В нем оказалось крайне мало бюрократического.
Малк,
она в Канзасе. Вчера показалась. Я прикину, что смогу сделать, и тогда у тебя не должно возникнуть никаких проблем с разводом.
С приветом, А.
Ублюдок. Я и сама не знала, кого из этих двоих имела в виду. Впрочем, разницы никакой. Но я свое получила. Я сумею обхитрить этого человека, который не желает, чтобы я оставалась его женой. Нет, я, безусловно, способна понять, что меня Малколм старается закопать ради Мадлен Синклер.

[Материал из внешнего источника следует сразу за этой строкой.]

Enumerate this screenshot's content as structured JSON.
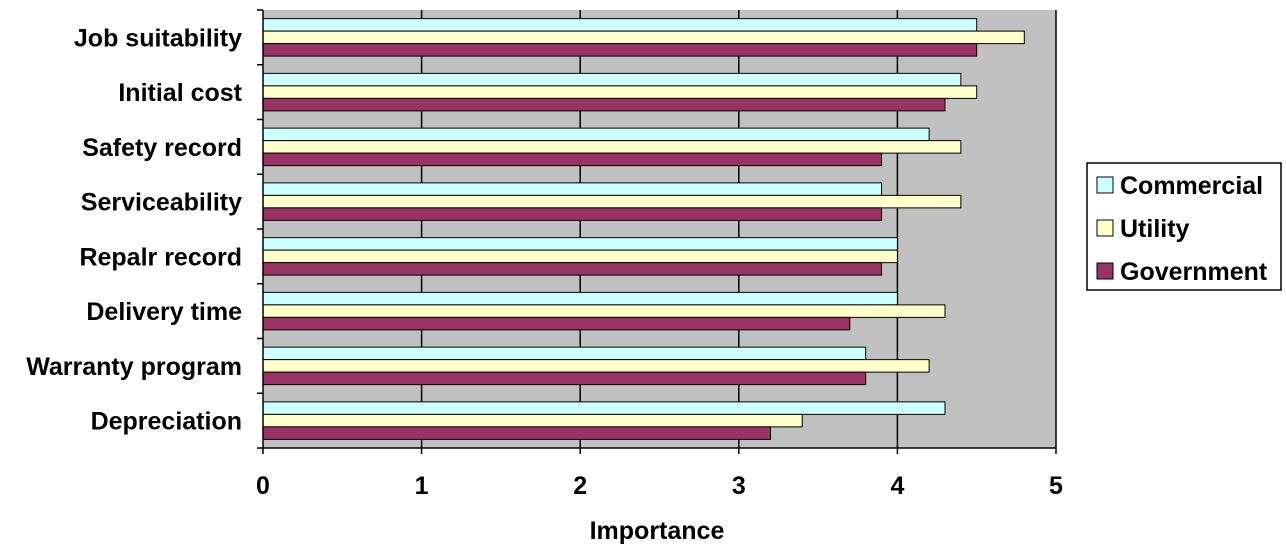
{
  "chart_data": {
    "type": "bar",
    "orientation": "horizontal",
    "title": "",
    "xlabel": "Importance",
    "ylabel": "",
    "xlim": [
      0,
      5
    ],
    "x_ticks": [
      "0",
      "1",
      "2",
      "3",
      "4",
      "5"
    ],
    "grid": "vertical major gridlines",
    "plot_background": "#c0c0c0",
    "legend_position": "right",
    "categories": [
      "Job suitability",
      "Initial cost",
      "Safety record",
      "Serviceability",
      "Repalr record",
      "Delivery time",
      "Warranty program",
      "Depreciation"
    ],
    "series": [
      {
        "name": "Commercial",
        "color": "#ccffff",
        "values": [
          4.5,
          4.4,
          4.2,
          3.9,
          4.0,
          4.0,
          3.8,
          4.3
        ]
      },
      {
        "name": "Utility",
        "color": "#ffffcc",
        "values": [
          4.8,
          4.5,
          4.4,
          4.4,
          4.0,
          4.3,
          4.2,
          3.4
        ]
      },
      {
        "name": "Government",
        "color": "#993366",
        "values": [
          4.5,
          4.3,
          3.9,
          3.9,
          3.9,
          3.7,
          3.8,
          3.2
        ]
      }
    ]
  }
}
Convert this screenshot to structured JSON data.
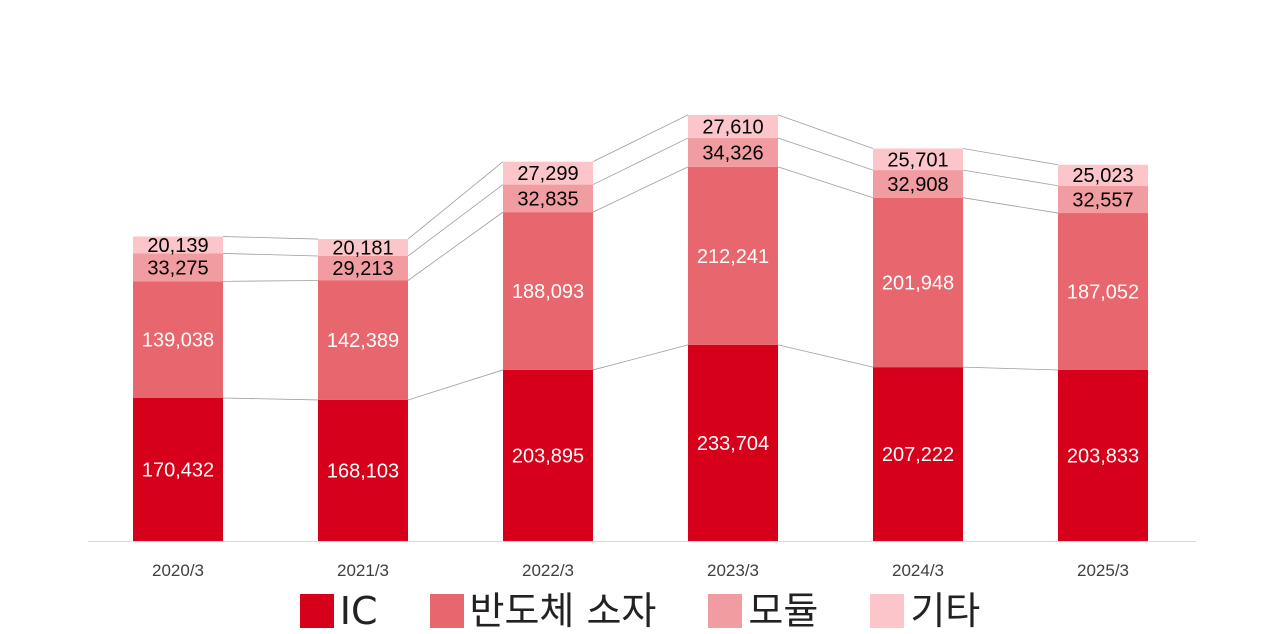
{
  "chart_data": {
    "type": "bar",
    "stacked": true,
    "categories": [
      "2020/3",
      "2021/3",
      "2022/3",
      "2023/3",
      "2024/3",
      "2025/3"
    ],
    "series": [
      {
        "name": "IC",
        "color": "#d7001a",
        "label_color": "#ffffff",
        "values": [
          170432,
          168103,
          203895,
          233704,
          207222,
          203833
        ]
      },
      {
        "name": "반도체 소자",
        "color": "#e8666d",
        "label_color": "#ffffff",
        "values": [
          139038,
          142389,
          188093,
          212241,
          201948,
          187052
        ]
      },
      {
        "name": "모듈",
        "color": "#f19ca0",
        "label_color": "#000000",
        "values": [
          33275,
          29213,
          32835,
          34326,
          32908,
          32557
        ]
      },
      {
        "name": "기타",
        "color": "#fcc5ca",
        "label_color": "#000000",
        "values": [
          20139,
          20181,
          27299,
          27610,
          25701,
          25023
        ]
      }
    ],
    "ylim": [
      0,
      560000
    ],
    "grid": false,
    "legend_position": "bottom",
    "connector_lines": true
  }
}
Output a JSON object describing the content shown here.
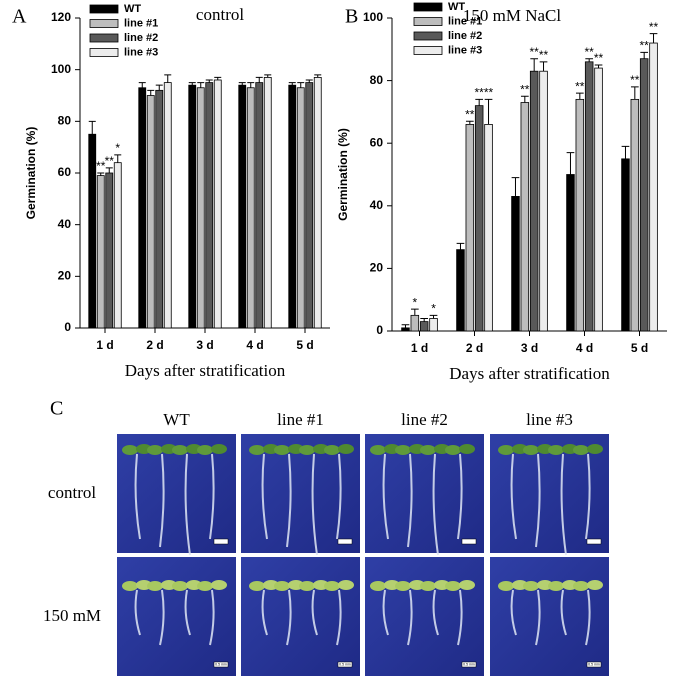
{
  "chart_data": [
    {
      "type": "bar",
      "panel": "A",
      "title": "control",
      "xlabel": "Days after stratification",
      "ylabel": "Germination (%)",
      "categories": [
        "1 d",
        "2 d",
        "3 d",
        "4 d",
        "5 d"
      ],
      "ylim": [
        0,
        120
      ],
      "yticks": [
        0,
        20,
        40,
        60,
        80,
        100,
        120
      ],
      "legend": "upper left",
      "series": [
        {
          "name": "WT",
          "color": "#000000",
          "values": [
            75,
            93,
            94,
            94,
            94
          ],
          "errors": [
            5,
            2,
            1,
            1,
            1
          ],
          "annotations": [
            null,
            null,
            null,
            null,
            null
          ]
        },
        {
          "name": "line #1",
          "color": "#bdbdbd",
          "values": [
            59,
            90,
            93,
            93,
            93
          ],
          "errors": [
            1,
            2,
            2,
            2,
            2
          ],
          "annotations": [
            "**",
            null,
            null,
            null,
            null
          ]
        },
        {
          "name": "line #2",
          "color": "#595959",
          "values": [
            60,
            92,
            95,
            95,
            95
          ],
          "errors": [
            2,
            2,
            1,
            2,
            1
          ],
          "annotations": [
            "**",
            null,
            null,
            null,
            null
          ]
        },
        {
          "name": "line #3",
          "color": "#ececec",
          "values": [
            64,
            95,
            96,
            97,
            97
          ],
          "errors": [
            3,
            3,
            1,
            1,
            1
          ],
          "annotations": [
            "*",
            null,
            null,
            null,
            null
          ]
        }
      ]
    },
    {
      "type": "bar",
      "panel": "B",
      "title": "150 mM NaCl",
      "xlabel": "Days after stratification",
      "ylabel": "Germination (%)",
      "categories": [
        "1 d",
        "2 d",
        "3 d",
        "4 d",
        "5 d"
      ],
      "ylim": [
        0,
        100
      ],
      "yticks": [
        0,
        20,
        40,
        60,
        80,
        100
      ],
      "legend": "upper left",
      "series": [
        {
          "name": "WT",
          "color": "#000000",
          "values": [
            1,
            26,
            43,
            50,
            55
          ],
          "errors": [
            1,
            2,
            6,
            7,
            4
          ],
          "annotations": [
            null,
            null,
            null,
            null,
            null
          ]
        },
        {
          "name": "line #1",
          "color": "#bdbdbd",
          "values": [
            5,
            66,
            73,
            74,
            74
          ],
          "errors": [
            2,
            1,
            2,
            2,
            4
          ],
          "annotations": [
            "*",
            "**",
            "**",
            "**",
            "**"
          ]
        },
        {
          "name": "line #2",
          "color": "#595959",
          "values": [
            3,
            72,
            83,
            86,
            87
          ],
          "errors": [
            1,
            2,
            4,
            1,
            2
          ],
          "annotations": [
            null,
            "**",
            "**",
            "**",
            "**"
          ]
        },
        {
          "name": "line #3",
          "color": "#ececec",
          "values": [
            4,
            66,
            83,
            84,
            92
          ],
          "errors": [
            1,
            8,
            3,
            1,
            3
          ],
          "annotations": [
            "*",
            "**",
            "**",
            "**",
            "**"
          ]
        }
      ]
    }
  ],
  "panel_c": {
    "panel": "C",
    "columns": [
      "WT",
      "line #1",
      "line #2",
      "line #3"
    ],
    "rows": [
      "control",
      "150 mM"
    ],
    "scale_bar_label": "0.5 mm"
  }
}
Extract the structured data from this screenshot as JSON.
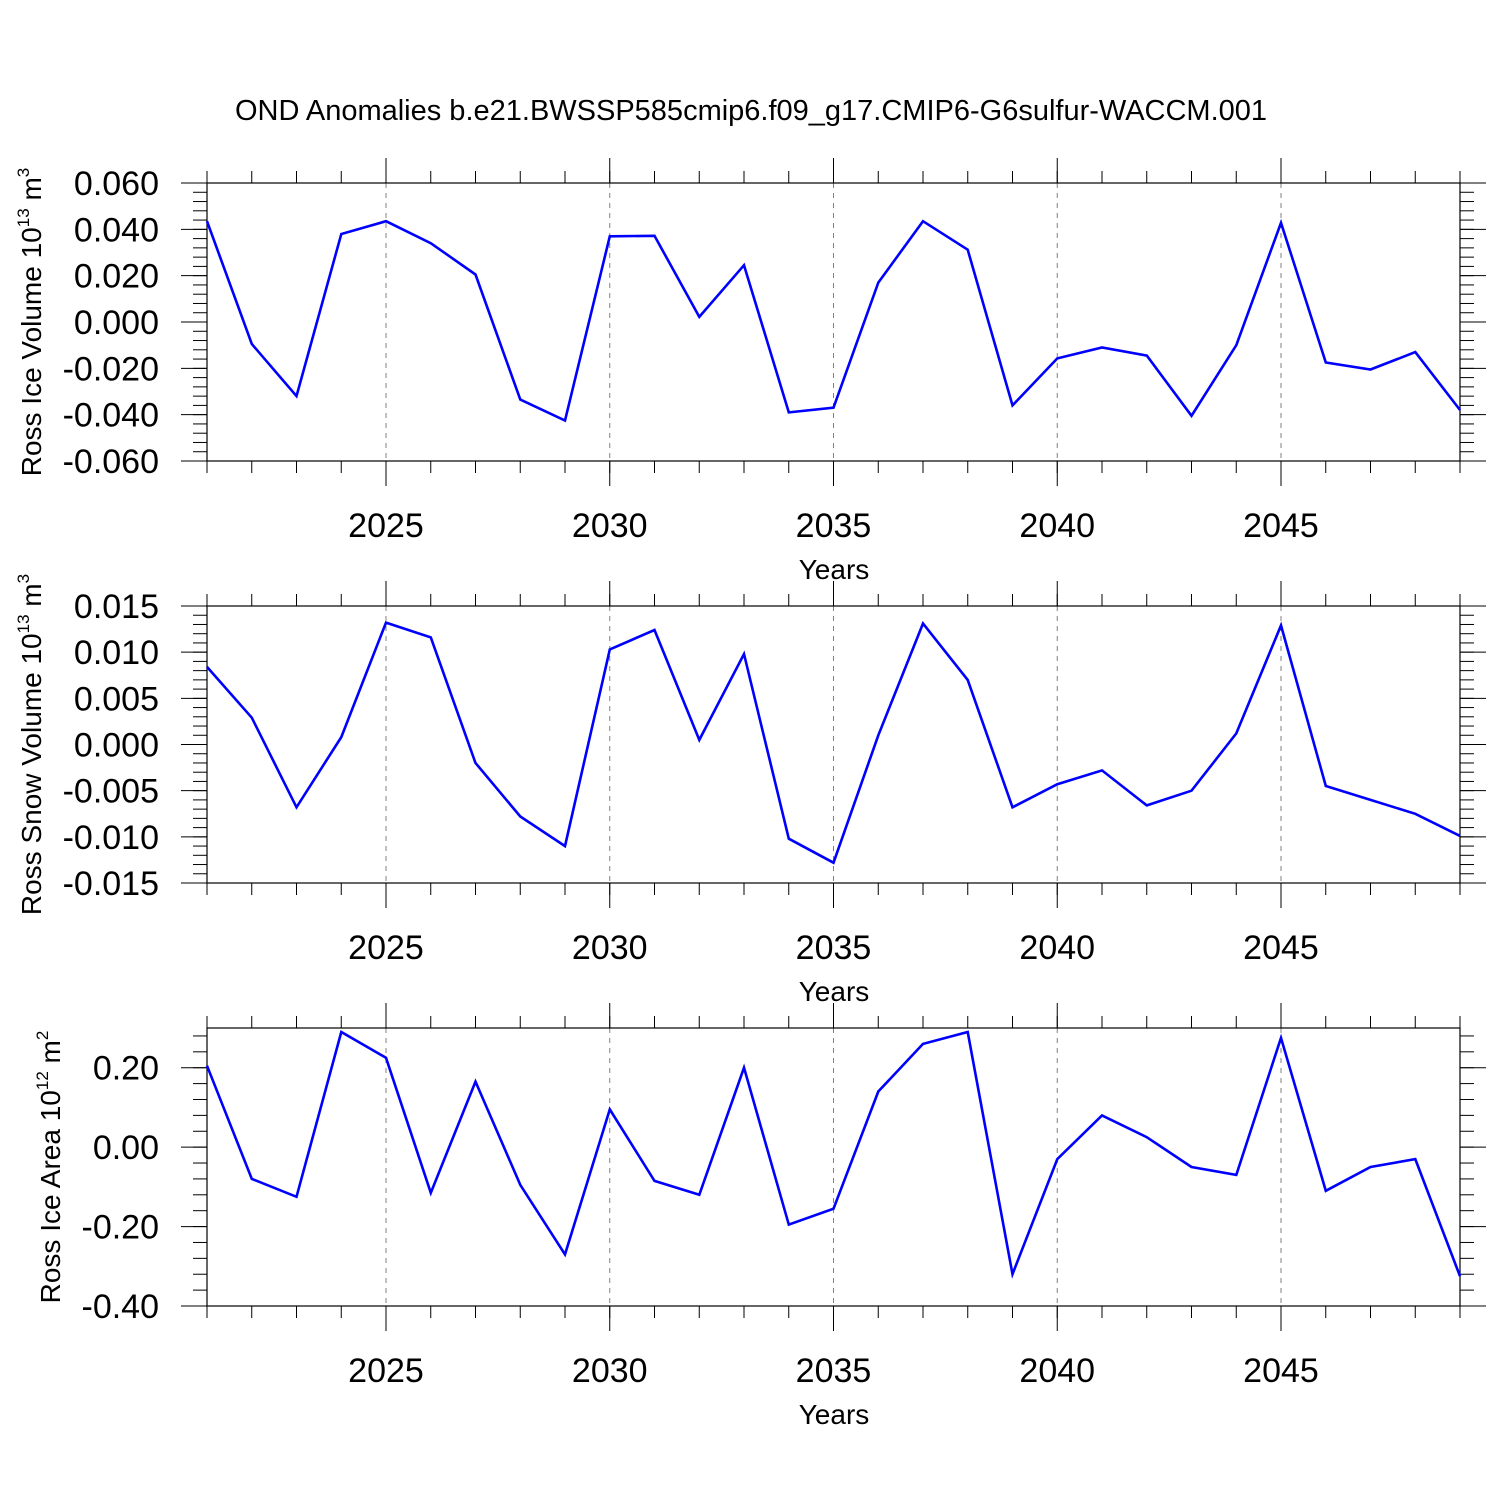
{
  "title": "OND Anomalies b.e21.BWSSP585cmip6.f09_g17.CMIP6-G6sulfur-WACCM.001",
  "colors": {
    "line": "#0000ff",
    "axis": "#000000",
    "grid": "#808080",
    "background": "#ffffff"
  },
  "chart_data": [
    {
      "type": "line",
      "name": "Ross Ice Volume",
      "ylabel": "Ross Ice Volume 10",
      "ylabel_exponent": "13",
      "ylabel_unit": "m",
      "ylabel_unit_exponent": "3",
      "xlabel": "Years",
      "xlim": [
        2021,
        2049
      ],
      "ylim": [
        -0.06,
        0.06
      ],
      "yticks": [
        -0.06,
        -0.04,
        -0.02,
        0.0,
        0.02,
        0.04,
        0.06
      ],
      "ytick_labels": [
        "-0.060",
        "-0.040",
        "-0.020",
        "0.000",
        "0.020",
        "0.040",
        "0.060"
      ],
      "xticks": [
        2025,
        2030,
        2035,
        2040,
        2045
      ],
      "xtick_labels": [
        "2025",
        "2030",
        "2035",
        "2040",
        "2045"
      ],
      "grid": "vertical dashed at major x ticks",
      "x": [
        2021,
        2022,
        2023,
        2024,
        2025,
        2026,
        2027,
        2028,
        2029,
        2030,
        2031,
        2032,
        2033,
        2034,
        2035,
        2036,
        2037,
        2038,
        2039,
        2040,
        2041,
        2042,
        2043,
        2044,
        2045,
        2046,
        2047,
        2048,
        2049
      ],
      "values": [
        0.0435,
        -0.0095,
        -0.032,
        0.038,
        0.0435,
        0.034,
        0.0205,
        -0.0335,
        -0.0425,
        0.037,
        0.0372,
        0.0022,
        0.0245,
        -0.039,
        -0.037,
        0.017,
        0.0435,
        0.0312,
        -0.036,
        -0.0157,
        -0.011,
        -0.0145,
        -0.0405,
        -0.01,
        0.0428,
        -0.0175,
        -0.0205,
        -0.013,
        -0.038
      ]
    },
    {
      "type": "line",
      "name": "Ross Snow Volume",
      "ylabel": "Ross Snow Volume 10",
      "ylabel_exponent": "13",
      "ylabel_unit": "m",
      "ylabel_unit_exponent": "3",
      "xlabel": "Years",
      "xlim": [
        2021,
        2049
      ],
      "ylim": [
        -0.015,
        0.015
      ],
      "yticks": [
        -0.015,
        -0.01,
        -0.005,
        0.0,
        0.005,
        0.01,
        0.015
      ],
      "ytick_labels": [
        "-0.015",
        "-0.010",
        "-0.005",
        "0.000",
        "0.005",
        "0.010",
        "0.015"
      ],
      "xticks": [
        2025,
        2030,
        2035,
        2040,
        2045
      ],
      "xtick_labels": [
        "2025",
        "2030",
        "2035",
        "2040",
        "2045"
      ],
      "grid": "vertical dashed at major x ticks",
      "x": [
        2021,
        2022,
        2023,
        2024,
        2025,
        2026,
        2027,
        2028,
        2029,
        2030,
        2031,
        2032,
        2033,
        2034,
        2035,
        2036,
        2037,
        2038,
        2039,
        2040,
        2041,
        2042,
        2043,
        2044,
        2045,
        2046,
        2047,
        2048,
        2049
      ],
      "values": [
        0.0084,
        0.0029,
        -0.0068,
        0.0008,
        0.0132,
        0.0116,
        -0.002,
        -0.0078,
        -0.011,
        0.0103,
        0.0124,
        0.0005,
        0.0098,
        -0.0102,
        -0.0128,
        0.001,
        0.0131,
        0.007,
        -0.0068,
        -0.0043,
        -0.0028,
        -0.0066,
        -0.005,
        0.0012,
        0.0129,
        -0.0045,
        -0.006,
        -0.0075,
        -0.0099
      ]
    },
    {
      "type": "line",
      "name": "Ross Ice Area",
      "ylabel": "Ross Ice Area 10",
      "ylabel_exponent": "12",
      "ylabel_unit": "m",
      "ylabel_unit_exponent": "2",
      "xlabel": "Years",
      "xlim": [
        2021,
        2049
      ],
      "ylim": [
        -0.4,
        0.3
      ],
      "yticks": [
        -0.4,
        -0.2,
        0.0,
        0.2
      ],
      "ytick_labels": [
        "-0.40",
        "-0.20",
        "0.00",
        "0.20"
      ],
      "xticks": [
        2025,
        2030,
        2035,
        2040,
        2045
      ],
      "xtick_labels": [
        "2025",
        "2030",
        "2035",
        "2040",
        "2045"
      ],
      "grid": "vertical dashed at major x ticks",
      "x": [
        2021,
        2022,
        2023,
        2024,
        2025,
        2026,
        2027,
        2028,
        2029,
        2030,
        2031,
        2032,
        2033,
        2034,
        2035,
        2036,
        2037,
        2038,
        2039,
        2040,
        2041,
        2042,
        2043,
        2044,
        2045,
        2046,
        2047,
        2048,
        2049
      ],
      "values": [
        0.205,
        -0.08,
        -0.125,
        0.29,
        0.225,
        -0.115,
        0.165,
        -0.095,
        -0.27,
        0.095,
        -0.085,
        -0.12,
        0.2,
        -0.195,
        -0.155,
        0.14,
        0.26,
        0.29,
        -0.32,
        -0.03,
        0.08,
        0.025,
        -0.05,
        -0.07,
        0.275,
        -0.11,
        -0.05,
        -0.03,
        -0.325
      ]
    }
  ]
}
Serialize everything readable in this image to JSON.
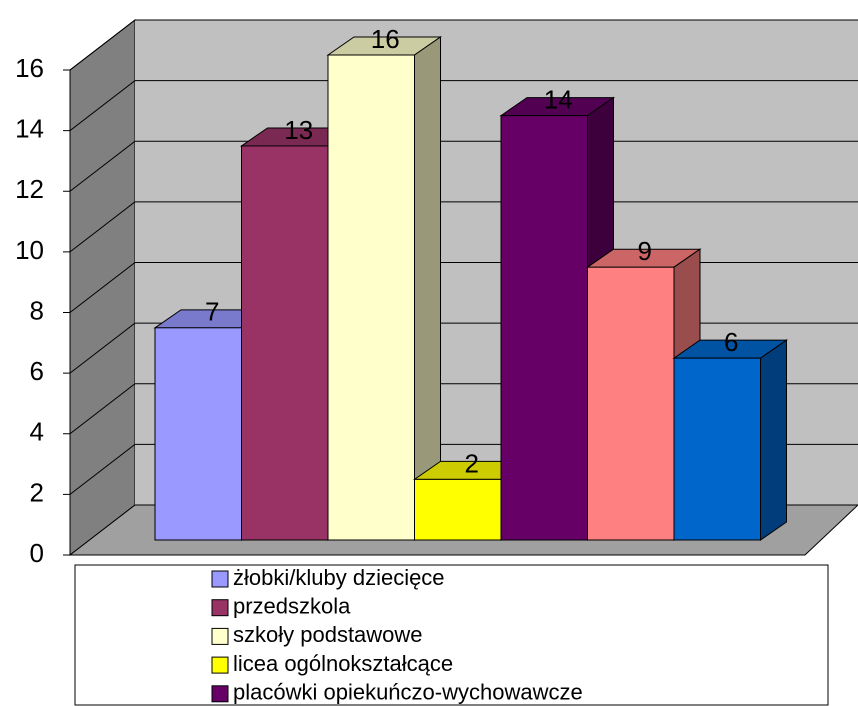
{
  "chart_data": {
    "type": "bar3d",
    "series": [
      {
        "name": "żłobki/kluby dziecięce",
        "color": "#9999ff",
        "values": [
          7
        ]
      },
      {
        "name": "przedszkola",
        "color": "#993366",
        "values": [
          13
        ]
      },
      {
        "name": "szkoły podstawowe",
        "color": "#ffffcc",
        "values": [
          16
        ]
      },
      {
        "name": "licea ogólnokształcące",
        "color": "#ffff00",
        "values": [
          2
        ]
      },
      {
        "name": "placówki opiekuńczo-wychowawcze",
        "color": "#660066",
        "values": [
          14
        ]
      },
      {
        "color": "#ff8080",
        "values": [
          9
        ]
      },
      {
        "color": "#0066cc",
        "values": [
          6
        ]
      }
    ],
    "ylim": [
      0,
      16
    ],
    "yticks": [
      0,
      2,
      4,
      6,
      8,
      10,
      12,
      14,
      16
    ],
    "grid": true,
    "legend": "bottom"
  }
}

Но те числа! Те показатели, которые приведены в таблице файла ОсобНас и во многих других файлах! Такое мог придумать только человек с больным рассудком, настоящий монстр.
Тебе следовало бы раньше об этом догадаться, Елена.
Глава семидесятая
ТОГДА:
Через две недели после того, как была введена новая система ID-карт, я сидела в кафетерии все с той же старой компанией — Малколм, Рой, Кэндис и другие. В школе все мы по-прежнему считались париями, но такими париями, которых первыми обслуживают в школьном кафетерии, которые имеют скидку в книжном магазине и получают бесплатные билеты на футбольные матчи. Не то чтобы кто-то из нас всерьез интересовался футболом, но на стадион мы по пятницам все равно ходили. Мы непременно старались приехать туда на машине — разумеется, позаимствованной у кого-то из родителей, — и набивались в нее как сельди в бочку, а потом с гордостью предъявляли у ворот свои золотые карточки. Ей-богу, эти усилия стоили того, чтобы увидеть зависть на лицах тех ребят, которым приходилось стоять в очереди «белокарточников» и расплачиваться за билеты на матч собственными карманными деньгами.
Я перестала скупать последние из оставшихся на стойке салатов — все равно они Марджи Миллер уже не достались бы, а возможности выбирать первой она больше не имела, и этого мне было вполне достаточно.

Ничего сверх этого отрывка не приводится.